Penelitian ini dilatarbelakangi oleh semakin meluasnya persebaran aksi terorisme di Indonesia selama beberapa dekade terakhir, Peneliti memfokuskan persebaran aksi terorisme di Pulau Jawa dan Bali yang menimbulkan banyak korban jiwa dan kerugian materiil dan non-materiil serta jejak rasa takut akan daerah yang dimaksud. Aktor yang terlibat adalah Pemerintah Indonesia, Oknum aksi terorisme, dan Individu. Fokus dari penelitian ini adalah memaparkan beberapa aksi terorisme di Indonesia khususnya Pulau Jawa dan Bali dalam beberapa decade terakhir dan menganalisa tindakan yang akan diambil pemerintah Indonesia dalam merancang kebijakan luar negeri untuk diterapkan nantinya. Peneliti menggunakan pendekatan psikologi dari Ali dan Korany untuk menjawab pertanyaan bagaimana bisa dampak psikologi seorang pemimpin mampu mempengaruhi kebijakan luar negeri Indonesia. Tujuan dari penelitian ini adalah untuk menerapkan pendekatan psikologis sebagai alat analisis dalam mengidentifikasi langkah – langkah pemerintah dalam merumuskan kebijakan luar negeri Indonesia yang disebabkan oleh berbagai faktor khususnya terorisme serta menganalisa perkembangan tindakan pemerintah terhadap aksi terorisme.

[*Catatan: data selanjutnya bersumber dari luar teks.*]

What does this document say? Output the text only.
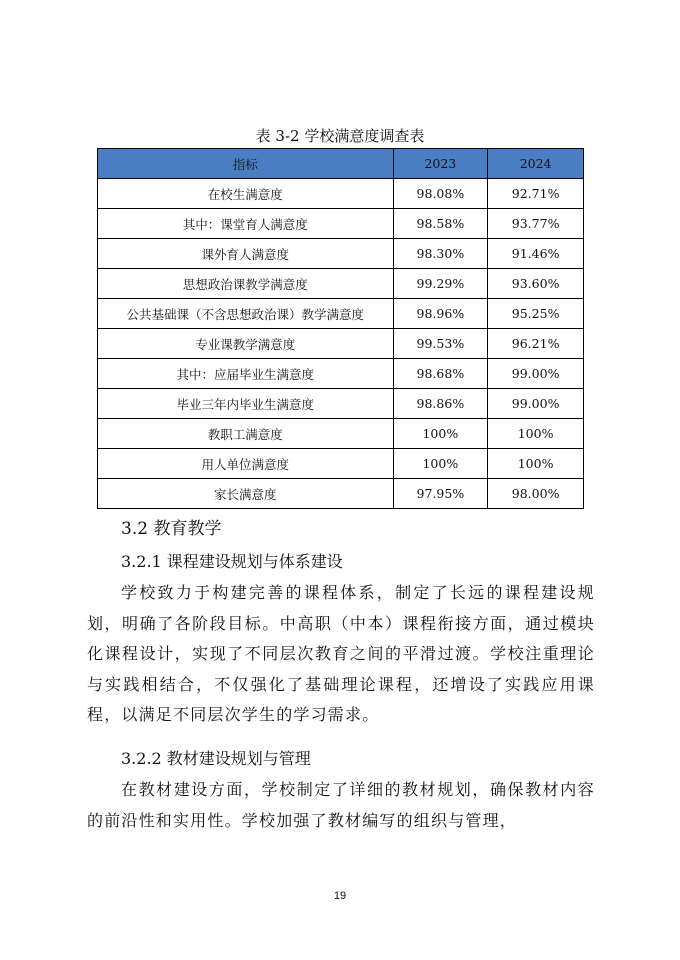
表 3-2 学校满意度调查表
指标	2023	2024
在校生满意度	98.08%	92.71%
其中：课堂育人满意度	98.58%	93.77%
课外育人满意度	98.30%	91.46%
思想政治课教学满意度	99.29%	93.60%
公共基础课（不含思想政治课）教学满意度	98.96%	95.25%
专业课教学满意度	99.53%	96.21%
其中：应届毕业生满意度	98.68%	99.00%
毕业三年内毕业生满意度	98.86%	99.00%
教职工满意度	100%	100%
用人单位满意度	100%	100%
家长满意度	97.95%	98.00%
3.2 教育教学
3.2.1 课程建设规划与体系建设

学校致力于构建完善的课程体系，制定了长远的课程建设规划，明确了各阶段目标。中高职（中本）课程衔接方面，通过模块化课程设计，实现了不同层次教育之间的平滑过渡。学校注重理论与实践相结合，不仅强化了基础理论课程，还增设了实践应用课程，以满足不同层次学生的学习需求。

3.2.2 教材建设规划与管理

在教材建设方面，学校制定了详细的教材规划，确保教材内容的前沿性和实用性。学校加强了教材编写的组织与管理，

19
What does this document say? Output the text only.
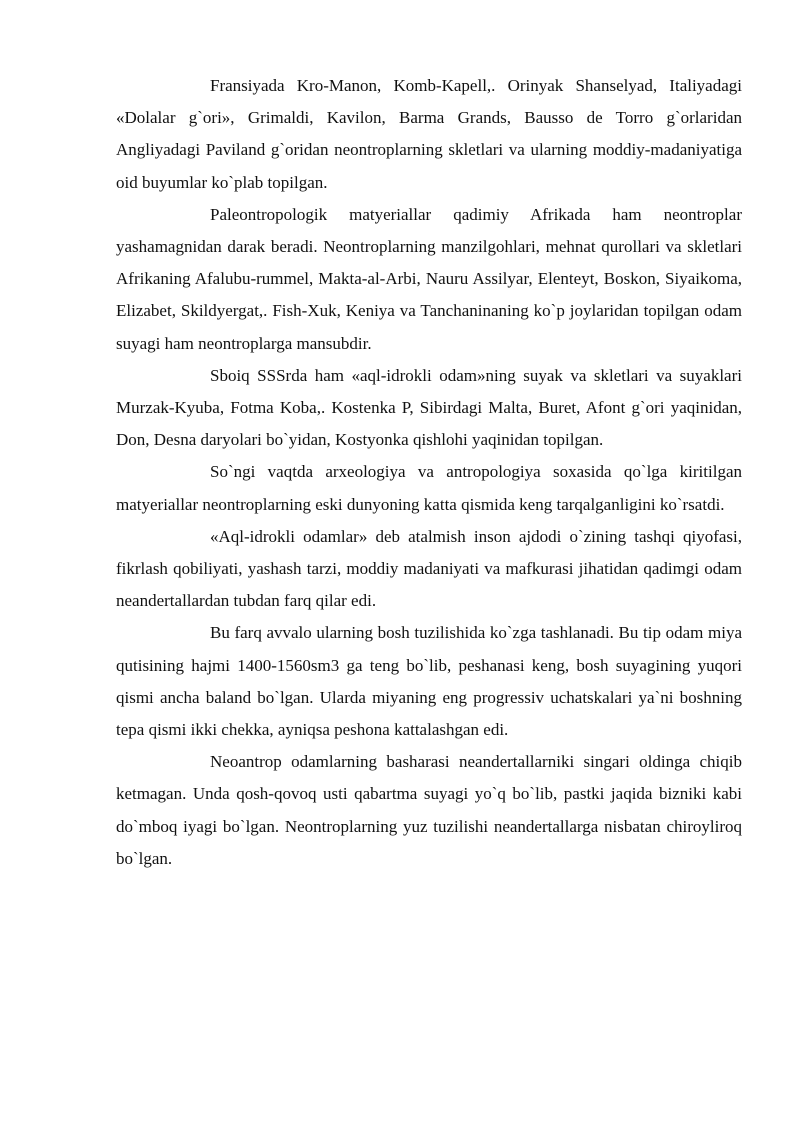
Fransiyada Kro-Manon, Komb-Kapell,. Orinyak Shanselyad, Italiyadagi «Dolalar g`ori», Grimaldi, Kavilon, Barma Grands, Bausso de Torro g`orlaridan Angliyadagi Paviland g`oridan neontroplarning skletlari va ularning moddiy-madaniyatiga oid buyumlar ko`plab topilgan.

Paleontropologik matyeriallar qadimiy Afrikada ham neontroplar yashamagnidan darak beradi. Neontroplarning manzilgohlari, mehnat qurollari va skletlari Afrikaning Afalubu-rummel, Makta-al-Arbi, Nauru Assilyar, Elenteyt, Boskon, Siyaikoma, Elizabet, Skildyergat,. Fish-Xuk, Keniya va Tanchaninaning ko`p joylaridan topilgan odam suyagi ham neontroplarga mansubdir.

Sboiq SSSrda ham «aql-idrokli odam»ning suyak va skletlari va suyaklari Murzak-Kyuba, Fotma Koba,. Kostenka P, Sibirdagi Malta, Buret, Afont g`ori yaqinidan, Don, Desna daryolari bo`yidan, Kostyonka qishlohi yaqinidan topilgan.

So`ngi vaqtda arxeologiya va antropologiya soxasida qo`lga kiritilgan matyeriallar neontroplarning eski dunyoning katta qismida keng tarqalganligini ko`rsatdi.

«Aql-idrokli odamlar» deb atalmish inson ajdodi o`zining tashqi qiyofasi, fikrlash qobiliyati, yashash tarzi, moddiy madaniyati va mafkurasi jihatidan qadimgi odam neandertallardan tubdan farq qilar edi.

Bu farq avvalo ularning bosh tuzilishida ko`zga tashlanadi. Bu tip odam miya qutisining hajmi 1400-1560sm3 ga teng bo`lib, peshanasi keng, bosh suyagining yuqori qismi ancha baland bo`lgan. Ularda miyaning eng progressiv uchatskalari ya`ni boshning tepa qismi ikki chekka, ayniqsa peshona kattalashgan edi.

Neoantrop odamlarning basharasi neandertallarniki singari oldinga chiqib ketmagan. Unda qosh-qovoq usti qabartma suyagi yo`q bo`lib, pastki jaqida bizniki kabi do`mboq iyagi bo`lgan. Neontroplarning yuz tuzilishi neandertallarga nisbatan chiroyliroq bo`lgan.
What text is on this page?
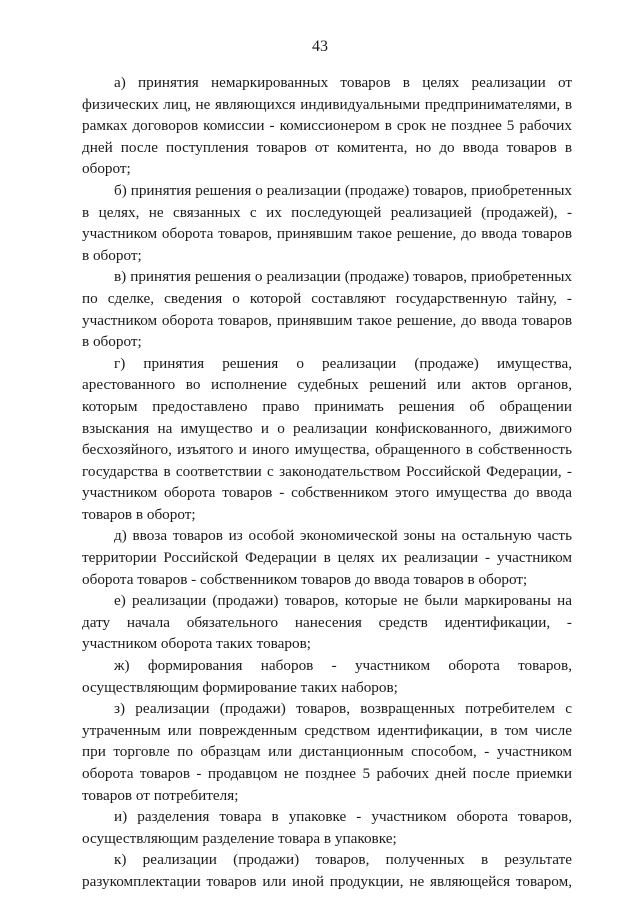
43

а) принятия немаркированных товаров в целях реализации от физических лиц, не являющихся индивидуальными предпринимателями, в рамках договоров комиссии - комиссионером в срок не позднее 5 рабочих дней после поступления товаров от комитента, но до ввода товаров в оборот;

б) принятия решения о реализации (продаже) товаров, приобретенных в целях, не связанных с их последующей реализацией (продажей), - участником оборота товаров, принявшим такое решение, до ввода товаров в оборот;

в) принятия решения о реализации (продаже) товаров, приобретенных по сделке, сведения о которой составляют государственную тайну, - участником оборота товаров, принявшим такое решение, до ввода товаров в оборот;

г) принятия решения о реализации (продаже) имущества, арестованного во исполнение судебных решений или актов органов, которым предоставлено право принимать решения об обращении взыскания на имущество и о реализации конфискованного, движимого бесхозяйного, изъятого и иного имущества, обращенного в собственность государства в соответствии с законодательством Российской Федерации, - участником оборота товаров - собственником этого имущества до ввода товаров в оборот;

д) ввоза товаров из особой экономической зоны на остальную часть территории Российской Федерации в целях их реализации - участником оборота товаров - собственником товаров до ввода товаров в оборот;

е) реализации (продажи) товаров, которые не были маркированы на дату начала обязательного нанесения средств идентификации, - участником оборота таких товаров;

ж) формирования наборов - участником оборота товаров, осуществляющим формирование таких наборов;

з) реализации (продажи) товаров, возвращенных потребителем с утраченным или поврежденным средством идентификации, в том числе при торговле по образцам или дистанционным способом, - участником оборота товаров - продавцом не позднее 5 рабочих дней после приемки товаров от потребителя;

и) разделения товара в упаковке - участником оборота товаров, осуществляющим разделение товара в упаковке;

к) реализации (продажи) товаров, полученных в результате разукомплектации товаров или иной продукции, не являющейся товаром,
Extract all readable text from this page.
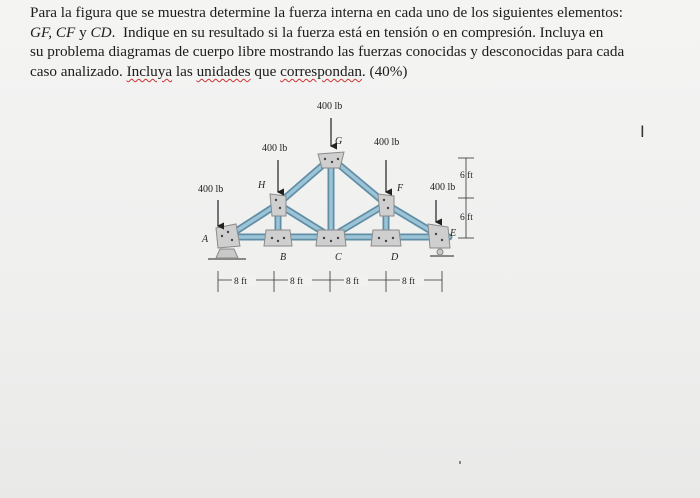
Para la figura que se muestra determine la fuerza interna en cada uno de los siguientes elementos:

GF, CF y CD.  Indique en su resultado si la fuerza está en tensión o en compresión. Incluya en

su problema diagramas de cuerpo libre mostrando las fuerzas conocidas y desconocidas para cada

caso analizado. Incluya las unidades que correspondan. (40%)

400 lb
400 lb
400 lb
400 lb	400 lb
A
B	C	D
E
F
G
H
8 ft	8 ft	8 ft	8 ft
6 ft
6 ft
I
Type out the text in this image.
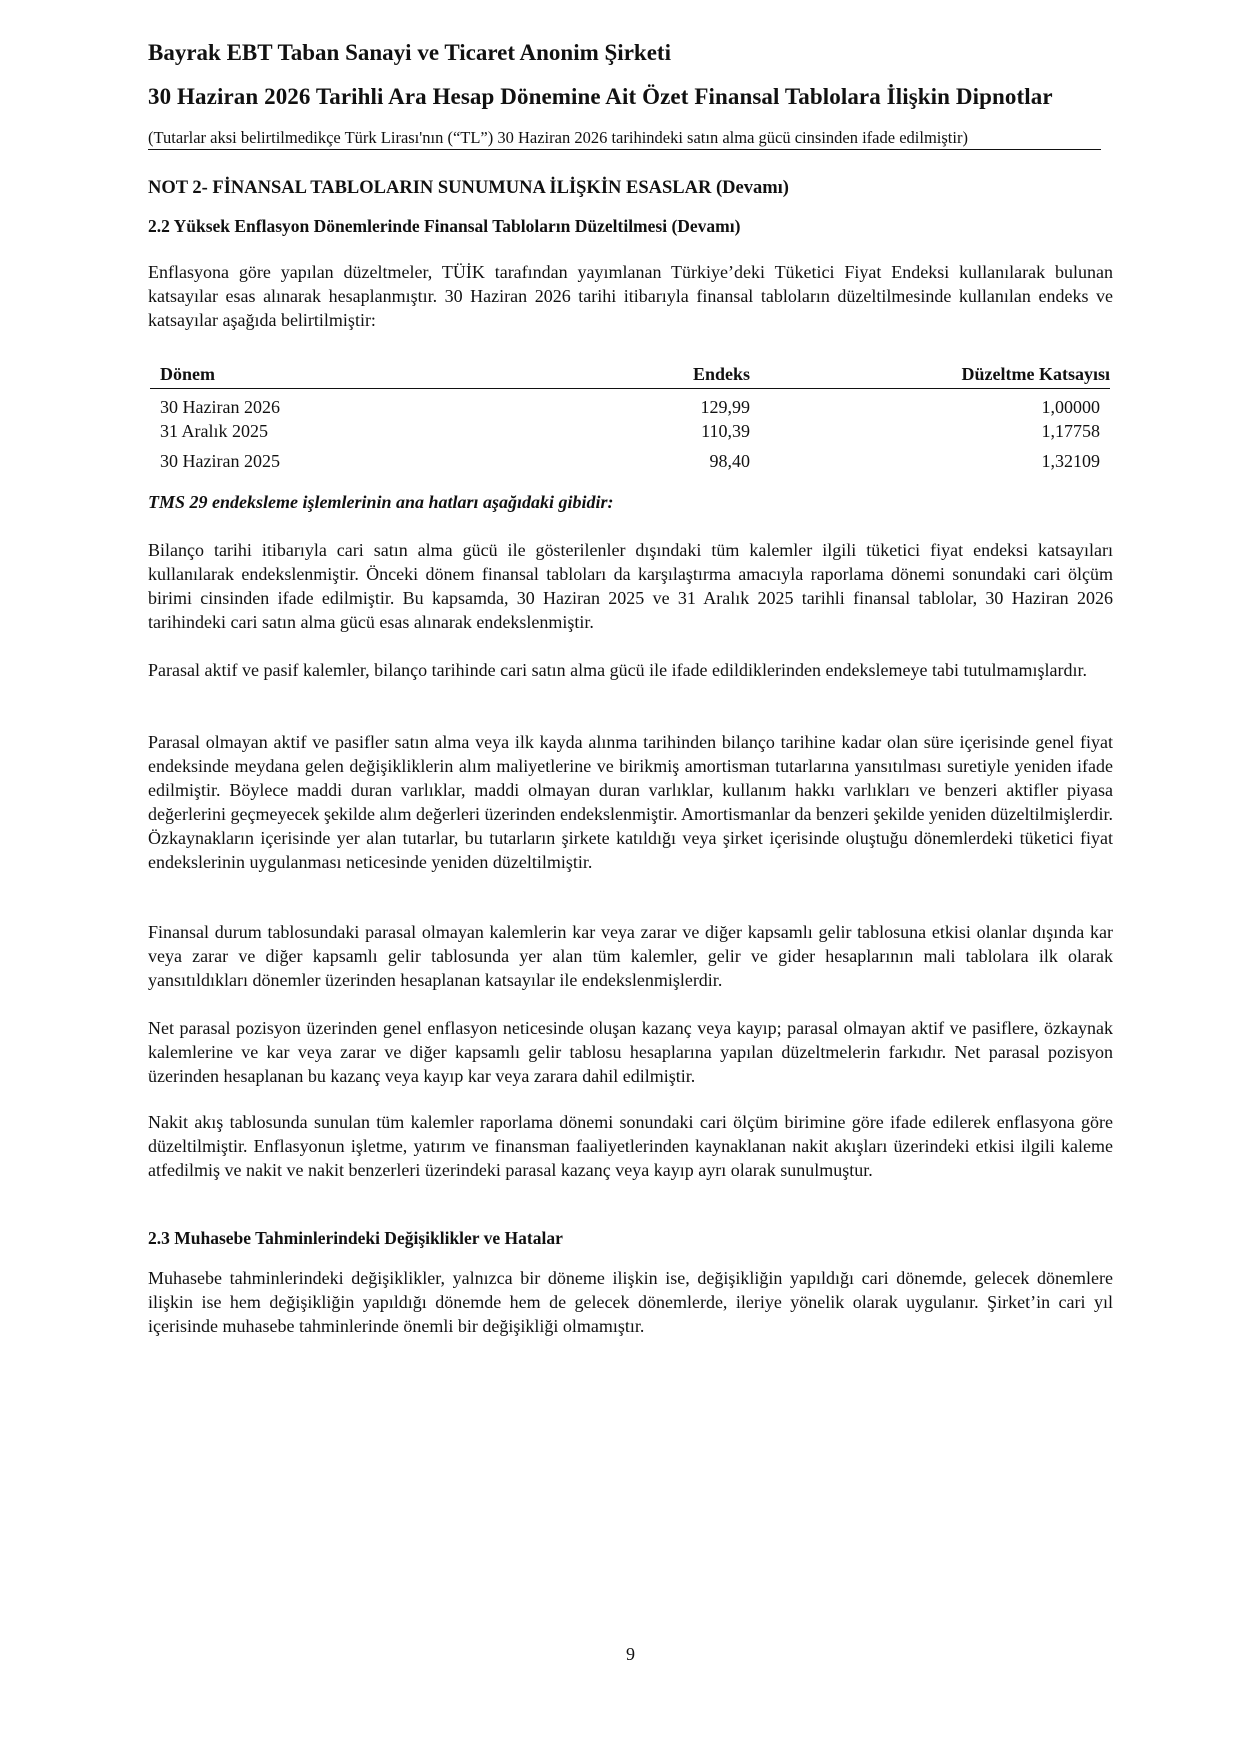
Bayrak EBT Taban Sanayi ve Ticaret Anonim Şirketi
30 Haziran 2026 Tarihli Ara Hesap Dönemine Ait Özet Finansal Tablolara İlişkin Dipnotlar
(Tutarlar aksi belirtilmedikçe Türk Lirası'nın (“TL”) 30 Haziran 2026 tarihindeki satın alma gücü cinsinden ifade edilmiştir)
NOT 2- FİNANSAL TABLOLARIN SUNUMUNA İLİŞKİN ESASLAR (Devamı)
2.2 Yüksek Enflasyon Dönemlerinde Finansal Tabloların Düzeltilmesi (Devamı)

Enflasyona göre yapılan düzeltmeler, TÜİK tarafından yayımlanan Türkiye’deki Tüketici Fiyat Endeksi kullanılarak bulunan katsayılar esas alınarak hesaplanmıştır. 30 Haziran 2026 tarihi itibarıyla finansal tabloların düzeltilmesinde kullanılan endeks ve katsayılar aşağıda belirtilmiştir:

Dönem	Endeks	Düzeltme Katsayısı
30 Haziran 2026	129,99	1,00000
31 Aralık 2025	110,39	1,17758
30 Haziran 2025	98,40	1,32109
TMS 29 endeksleme işlemlerinin ana hatları aşağıdaki gibidir:

Bilanço tarihi itibarıyla cari satın alma gücü ile gösterilenler dışındaki tüm kalemler ilgili tüketici fiyat endeksi katsayıları kullanılarak endekslenmiştir. Önceki dönem finansal tabloları da karşılaştırma amacıyla raporlama dönemi sonundaki cari ölçüm birimi cinsinden ifade edilmiştir. Bu kapsamda, 30 Haziran 2025 ve 31 Aralık 2025 tarihli finansal tablolar, 30 Haziran 2026 tarihindeki cari satın alma gücü esas alınarak endekslenmiştir.

Parasal aktif ve pasif kalemler, bilanço tarihinde cari satın alma gücü ile ifade edildiklerinden endekslemeye tabi tutulmamışlardır.

Parasal olmayan aktif ve pasifler satın alma veya ilk kayda alınma tarihinden bilanço tarihine kadar olan süre içerisinde genel fiyat endeksinde meydana gelen değişikliklerin alım maliyetlerine ve birikmiş amortisman tutarlarına yansıtılması suretiyle yeniden ifade edilmiştir. Böylece maddi duran varlıklar, maddi olmayan duran varlıklar, kullanım hakkı varlıkları ve benzeri aktifler piyasa değerlerini geçmeyecek şekilde alım değerleri üzerinden endekslenmiştir. Amortismanlar da benzeri şekilde yeniden düzeltilmişlerdir. Özkaynakların içerisinde yer alan tutarlar, bu tutarların şirkete katıldığı veya şirket içerisinde oluştuğu dönemlerdeki tüketici fiyat endekslerinin uygulanması neticesinde yeniden düzeltilmiştir.

Finansal durum tablosundaki parasal olmayan kalemlerin kar veya zarar ve diğer kapsamlı gelir tablosuna etkisi olanlar dışında kar veya zarar ve diğer kapsamlı gelir tablosunda yer alan tüm kalemler, gelir ve gider hesaplarının mali tablolara ilk olarak yansıtıldıkları dönemler üzerinden hesaplanan katsayılar ile endekslenmişlerdir.

Net parasal pozisyon üzerinden genel enflasyon neticesinde oluşan kazanç veya kayıp; parasal olmayan aktif ve pasiflere, özkaynak kalemlerine ve kar veya zarar ve diğer kapsamlı gelir tablosu hesaplarına yapılan düzeltmelerin farkıdır. Net parasal pozisyon üzerinden hesaplanan bu kazanç veya kayıp kar veya zarara dahil edilmiştir.

Nakit akış tablosunda sunulan tüm kalemler raporlama dönemi sonundaki cari ölçüm birimine göre ifade edilerek enflasyona göre düzeltilmiştir. Enflasyonun işletme, yatırım ve finansman faaliyetlerinden kaynaklanan nakit akışları üzerindeki etkisi ilgili kaleme atfedilmiş ve nakit ve nakit benzerleri üzerindeki parasal kazanç veya kayıp ayrı olarak sunulmuştur.

2.3 Muhasebe Tahminlerindeki Değişiklikler ve Hatalar

Muhasebe tahminlerindeki değişiklikler, yalnızca bir döneme ilişkin ise, değişikliğin yapıldığı cari dönemde, gelecek dönemlere ilişkin ise hem değişikliğin yapıldığı dönemde hem de gelecek dönemlerde, ileriye yönelik olarak uygulanır. Şirket’in cari yıl içerisinde muhasebe tahminlerinde önemli bir değişikliği olmamıştır.

9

Kata Kunci: Aksi Terorisme, Pemerintah Indonesia, Pendekatan Psikologis
The background of this research is based on the widely distribution acts of terrorism in Indonesia on the past few decades. Researchers focused the distribution of terrorism especially on  the region Java and also Bali which caused various casualties and both material and non material loss also traces of fears that were left behind on places described. Actors involved are Indonesia government, subjects of terrorism, and individuals. The focus of this research is to explain the various acts of terrorism in Indonesia especially on Java and Bali on the past few decades. Researchers used the psychological approach by Ali and Korany to apply the effects to the Indonesia’s foreign policy. The purpose of this research is to implement the psychological approach in order to analyze the Indonesia’s foreign policy that was occurred by various factors, espcecially terrorism and to analyze the progress of Indonesia’s government towards the acts of terrorism.
Keywords: Terrorism, Government of Indonesia, Psychological Approach
Asal Usul Terorisme
Istilah “terror” bukanlah hal yang muncul ke permukaan baru – baru ini. Berbagai fenomena yang mengarah kepada kegiatan terror pun muncul di berbagai belahan dunia.  Dan ancaman yang disertakan juga bervariasi mengikuti perkembangan zaman.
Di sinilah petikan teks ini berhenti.